For customers, the company has confirmed that in 2016 the P&O Larne-Cairnryan service will continue to operate up to seven sailings each way every day of the year. These operations are to maintain its reliable service for freight, tourist and domestic customers, on what is still the shortest and most frequent crossing on the North Channel between Northern Ireland and Scotland.
The purpose-built European Highlander and European Causeway vessels will also be undergoing £500,000 of on-board improvements over the next 18 months, and before Easter this year will be adding over 50 seats to each ship. In addition to upgrading or updating a number of the passenger areas and facilities, including the provision of ‘Free Wi-Fi that Works’, and using more locally sourced produce and recipes for the food courts.
The company believes that this decision will enable a more secure future for its employees and for its customers on the Northern Corridor.
#DoverFreightRecord - A record volume of freight has been carried between Dover and Calais by operator P&O Ferries in the third quarter of the year.

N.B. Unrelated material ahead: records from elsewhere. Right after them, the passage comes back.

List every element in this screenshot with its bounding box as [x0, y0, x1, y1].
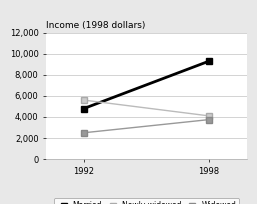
Text: Income (1998 dollars): Income (1998 dollars): [46, 21, 146, 30]
Line: Newly widowed: Newly widowed: [81, 97, 212, 119]
Married: [208, 60, 211, 62]
Newly widowed: [208, 115, 211, 117]
Legend: Married, Newly widowed, Widowed: Married, Newly widowed, Widowed: [54, 198, 239, 204]
Widowed: [208, 118, 211, 121]
Newly widowed: [82, 99, 85, 101]
Married: [82, 107, 85, 110]
Line: Married: Married: [81, 58, 212, 111]
Widowed: [82, 132, 85, 134]
Line: Widowed: Widowed: [81, 117, 212, 135]
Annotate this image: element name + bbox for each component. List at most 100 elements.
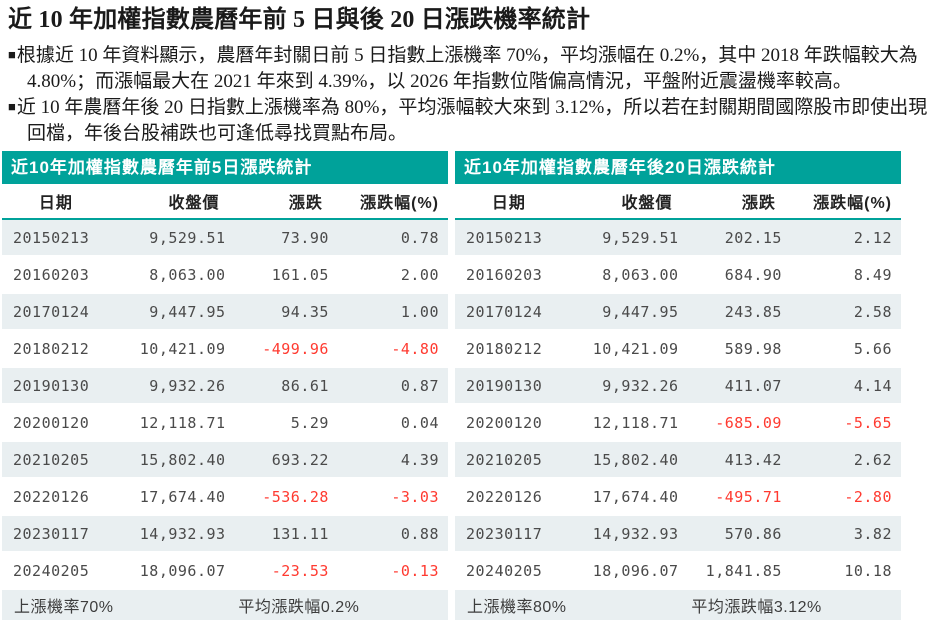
table-row: 20180212 10,421.09 589.98 5.66 bbox=[455, 330, 901, 368]
table-row: 20180212 10,421.09 -499.96 -4.80 bbox=[2, 330, 448, 368]
cell-date: 20180212 bbox=[455, 330, 563, 368]
bullet-paragraph-post-holiday: ■近 10 年農曆年後 20 日指數上漲機率為 80%，平均漲幅較大來到 3.1… bbox=[8, 94, 928, 146]
cell-date: 20240205 bbox=[455, 552, 563, 590]
cell-date: 20160203 bbox=[2, 256, 110, 294]
bullet-text-2: 近 10 年農曆年後 20 日指數上漲機率為 80%，平均漲幅較大來到 3.12… bbox=[16, 97, 928, 144]
table-row: 20220126 17,674.40 -495.71 -2.80 bbox=[455, 478, 901, 516]
cell-change: -685.09 bbox=[686, 404, 790, 442]
cell-pct: 5.66 bbox=[789, 330, 901, 368]
table-row: 20170124 9,447.95 94.35 1.00 bbox=[2, 293, 448, 331]
cell-change: 86.61 bbox=[233, 367, 337, 405]
column-header-row: 日期 收盤價 漲跌 漲跌幅(%) bbox=[455, 184, 901, 220]
table-row: 20150213 9,529.51 73.90 0.78 bbox=[2, 219, 448, 257]
cell-date: 20200120 bbox=[455, 404, 563, 442]
col-header-change: 漲跌 bbox=[233, 184, 337, 220]
cell-change: 693.22 bbox=[233, 441, 337, 479]
cell-change: 1,841.85 bbox=[686, 552, 790, 590]
table-row: 20150213 9,529.51 202.15 2.12 bbox=[455, 219, 901, 257]
cell-date: 20210205 bbox=[2, 441, 110, 479]
cell-pct: -3.03 bbox=[336, 478, 448, 516]
cell-date: 20230117 bbox=[455, 515, 563, 553]
cell-close: 9,932.26 bbox=[562, 367, 687, 405]
cell-pct: 2.12 bbox=[789, 219, 901, 257]
cell-pct: 2.00 bbox=[336, 256, 448, 294]
col-header-change: 漲跌 bbox=[686, 184, 790, 220]
document-header: 近 10 年加權指數農曆年前 5 日與後 20 日漲跌機率統計 ■根據近 10 … bbox=[0, 0, 936, 146]
cell-close: 17,674.40 bbox=[562, 478, 687, 516]
cell-change: 5.29 bbox=[233, 404, 337, 442]
avg-change-label: 平均漲跌幅0.2% bbox=[238, 599, 360, 616]
cell-change: 131.11 bbox=[233, 515, 337, 553]
table-row: 20170124 9,447.95 243.85 2.58 bbox=[455, 293, 901, 331]
cell-change: 411.07 bbox=[686, 367, 790, 405]
cell-pct: 2.58 bbox=[789, 293, 901, 331]
cell-close: 12,118.71 bbox=[562, 404, 687, 442]
table-row: 20240205 18,096.07 -23.53 -0.13 bbox=[2, 552, 448, 590]
cell-pct: 0.88 bbox=[336, 515, 448, 553]
table-pre-holiday-5day: 近10年加權指數農曆年前5日漲跌統計 日期 收盤價 漲跌 漲跌幅(%) 2015… bbox=[2, 151, 448, 620]
column-header-row: 日期 收盤價 漲跌 漲跌幅(%) bbox=[2, 184, 448, 220]
cell-pct: 3.82 bbox=[789, 515, 901, 553]
cell-change: 202.15 bbox=[686, 219, 790, 257]
cell-close: 9,447.95 bbox=[109, 293, 234, 331]
cell-date: 20170124 bbox=[455, 293, 563, 331]
cell-pct: -0.13 bbox=[336, 552, 448, 590]
square-bullet-icon: ■ bbox=[8, 47, 16, 62]
cell-date: 20210205 bbox=[455, 441, 563, 479]
cell-date: 20170124 bbox=[2, 293, 110, 331]
table-title-bar: 近10年加權指數農曆年前5日漲跌統計 bbox=[2, 151, 448, 184]
cell-close: 8,063.00 bbox=[109, 256, 234, 294]
table-row: 20240205 18,096.07 1,841.85 10.18 bbox=[455, 552, 901, 590]
table-row: 20200120 12,118.71 5.29 0.04 bbox=[2, 404, 448, 442]
table-summary-row: 上漲機率70% 平均漲跌幅0.2% bbox=[2, 590, 448, 620]
cell-change: -499.96 bbox=[233, 330, 337, 368]
col-header-date: 日期 bbox=[2, 184, 110, 220]
cell-pct: 0.87 bbox=[336, 367, 448, 405]
cell-change: 570.86 bbox=[686, 515, 790, 553]
cell-pct: 10.18 bbox=[789, 552, 901, 590]
square-bullet-icon: ■ bbox=[8, 99, 16, 114]
cell-pct: -5.65 bbox=[789, 404, 901, 442]
win-rate-label: 上漲機率80% bbox=[467, 599, 567, 616]
cell-close: 18,096.07 bbox=[562, 552, 687, 590]
table-post-holiday-20day: 近10年加權指數農曆年後20日漲跌統計 日期 收盤價 漲跌 漲跌幅(%) 201… bbox=[455, 151, 901, 620]
cell-pct: 2.62 bbox=[789, 441, 901, 479]
cell-close: 17,674.40 bbox=[109, 478, 234, 516]
cell-date: 20230117 bbox=[2, 515, 110, 553]
pre-holiday-data-table: 日期 收盤價 漲跌 漲跌幅(%) 20150213 9,529.51 73.90… bbox=[2, 184, 448, 590]
cell-date: 20190130 bbox=[455, 367, 563, 405]
page-title: 近 10 年加權指數農曆年前 5 日與後 20 日漲跌機率統計 bbox=[8, 7, 591, 33]
cell-date: 20150213 bbox=[2, 219, 110, 257]
col-header-pct: 漲跌幅(%) bbox=[336, 184, 448, 220]
table-row: 20160203 8,063.00 684.90 8.49 bbox=[455, 256, 901, 294]
cell-date: 20180212 bbox=[2, 330, 110, 368]
cell-close: 15,802.40 bbox=[109, 441, 234, 479]
statistics-tables: 近10年加權指數農曆年前5日漲跌統計 日期 收盤價 漲跌 漲跌幅(%) 2015… bbox=[2, 151, 936, 620]
cell-change: 413.42 bbox=[686, 441, 790, 479]
cell-close: 10,421.09 bbox=[109, 330, 234, 368]
cell-pct: 8.49 bbox=[789, 256, 901, 294]
cell-close: 14,932.93 bbox=[562, 515, 687, 553]
table-row: 20200120 12,118.71 -685.09 -5.65 bbox=[455, 404, 901, 442]
table-row: 20230117 14,932.93 131.11 0.88 bbox=[2, 515, 448, 553]
col-header-close: 收盤價 bbox=[109, 184, 234, 220]
cell-pct: -2.80 bbox=[789, 478, 901, 516]
cell-pct: -4.80 bbox=[336, 330, 448, 368]
col-header-pct: 漲跌幅(%) bbox=[789, 184, 901, 220]
col-header-date: 日期 bbox=[455, 184, 563, 220]
cell-date: 20220126 bbox=[2, 478, 110, 516]
cell-pct: 1.00 bbox=[336, 293, 448, 331]
cell-close: 9,529.51 bbox=[109, 219, 234, 257]
cell-change: 243.85 bbox=[686, 293, 790, 331]
cell-pct: 4.39 bbox=[336, 441, 448, 479]
table-row: 20190130 9,932.26 86.61 0.87 bbox=[2, 367, 448, 405]
cell-close: 9,529.51 bbox=[562, 219, 687, 257]
cell-change: 589.98 bbox=[686, 330, 790, 368]
post-holiday-data-table: 日期 收盤價 漲跌 漲跌幅(%) 20150213 9,529.51 202.1… bbox=[455, 184, 901, 590]
cell-change: 94.35 bbox=[233, 293, 337, 331]
table-row: 20190130 9,932.26 411.07 4.14 bbox=[455, 367, 901, 405]
cell-date: 20200120 bbox=[2, 404, 110, 442]
cell-close: 14,932.93 bbox=[109, 515, 234, 553]
bullet-paragraph-pre-holiday: ■根據近 10 年資料顯示，農曆年封關日前 5 日指數上漲機率 70%，平均漲幅… bbox=[8, 42, 928, 94]
cell-date: 20240205 bbox=[2, 552, 110, 590]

According to Lloyds Loading List, the ferry company transported 367,000 units of freight across the Channel between July and September - up 30% on the same period last year and the best single quarter since 2003.
P&O Ferries’ CEO Helen Deeble said: “This quarter has been unprecedented, with the strike by French seamen and the temporary closure of the port of Calais bringing major logistical challenges.”
But she said demand for cross-Channel transport was only going to increase, driven by a rising population and a recovering economy.
“We have increased the number of sailings we make between Dover and Calais to 58 a day and brought a sixth ship back into service on the route in order to make sure that we are best placed to meet that demand."
Freight comprises around two-thirds of P&O Ferries’ business, with tourist traffic accounting for one-third.